Evangelism as Firestarter
You may be thinking Well, my teenagers aren’t ready for that step. That’s because we have a twisted process of discipleship. We think of evangelism as an outcome, but Jesus thought of it as a trigger. If evangelism is an outcome, then after a certain amount of church attendance, Bible study, and prayer, our teenagers should be ready to evangelize. Well, how’s that worked out for the adults in our churches? The average adult has attended hours and hours of sermons and classes and rarely or never share their faith!When a teenager is put in a position of sharing their faith with their friends, everything changes. They gain purpose and grow hungry for spiritual truth that can reach into the lives of their lost and hurting friends! Click To Tweet
Jesus turned this model upside down by putting His disciples in dangerous situations. He challenged them. He pushed them. He coached them, and He trained them along the way. Think of it this way: Say your church leadership decided they want you to sit through a mandatory six-week, twelve-hour-a-day bomb-defusing class. You don’t have to pass it. You just have to sit through it. Do you think you’d be bored after a half-hour? But what if you were told that after the class was over you were going to Afghanistan to defuse bombs?
We’re forcing our teenagers to sit through what feels to them like a twelve-hour-a-day, boring, bomb-defusing class, but never deploying them to Afghanistan! What is “Afghanistan” for them? It’s sharing their faith in their schools, or on Instagram or Snapchat.
Try This! ❯
Challenge your students during youth group this week to start praying for one friend who needs Jesus.
Our teens are hungry for purpose and meaning in their lives. Let’s give them a cause to live for—THE Cause of telling others about the salvation Christ offers. Jesus made spreading His message a centerpiece of His discipleship strategy. You can too. Light a fire under your apathetic teenagers by making evangelism a centerpiece of your discipleship strategy.
What Can You Do?
What can you do to get started? Here are a few ideas to help you increasingly prioritize the advancement of the Gospel in your youth ministry:
- Set yourself ablaze! Are you on fire for evangelism? Are you burning to reach the lost? Do your teenagers see it in your life? Identify one person you haven’t shared the Gospel with yet, and determine to begin the conversation this week. Then tell your students about your efforts.
- Read or reread Gospelize Your Youth Ministry. If you don’t already have a copy of this handbook for how to build a Gospel Advancing ministry, get your free digital copy of the book here.
- Be persistent. Tie evangelism into as many talks as you can. Have your teens identify everyone in their circle of friends who needs to hear the Gospel.

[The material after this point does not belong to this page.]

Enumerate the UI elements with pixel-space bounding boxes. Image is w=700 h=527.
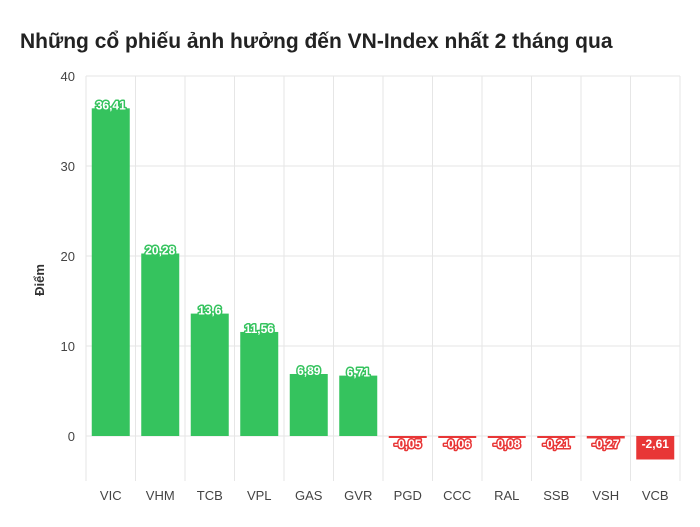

Then hold them accountable and ask them to do the same with you.
- Take 5 for THE Cause of evangelism. Set aside five minutes in every youth group meeting to make evangelism a priority. Spend a couple minutes having one teen share a story of what they’re doing to reach their friends, whether their story is good, bad, or ugly. Then challenge the other teens in your group to share their faith too. Invest a couple minutes each meeting to give the Gospel and invite students to put their faith and trust in Jesus.
- Pray for the lost! Set aside a few minutes each week to pray for friends who don’t know Jesus.
Isn’t it interesting that Jesus had His group of followers with Him for about three-and-a-half years, pretty much the same amount of time the average youth leader has their teenagers from 9th to 12th grade?
Let’s use those years to ignite a passion for Christ and His cause.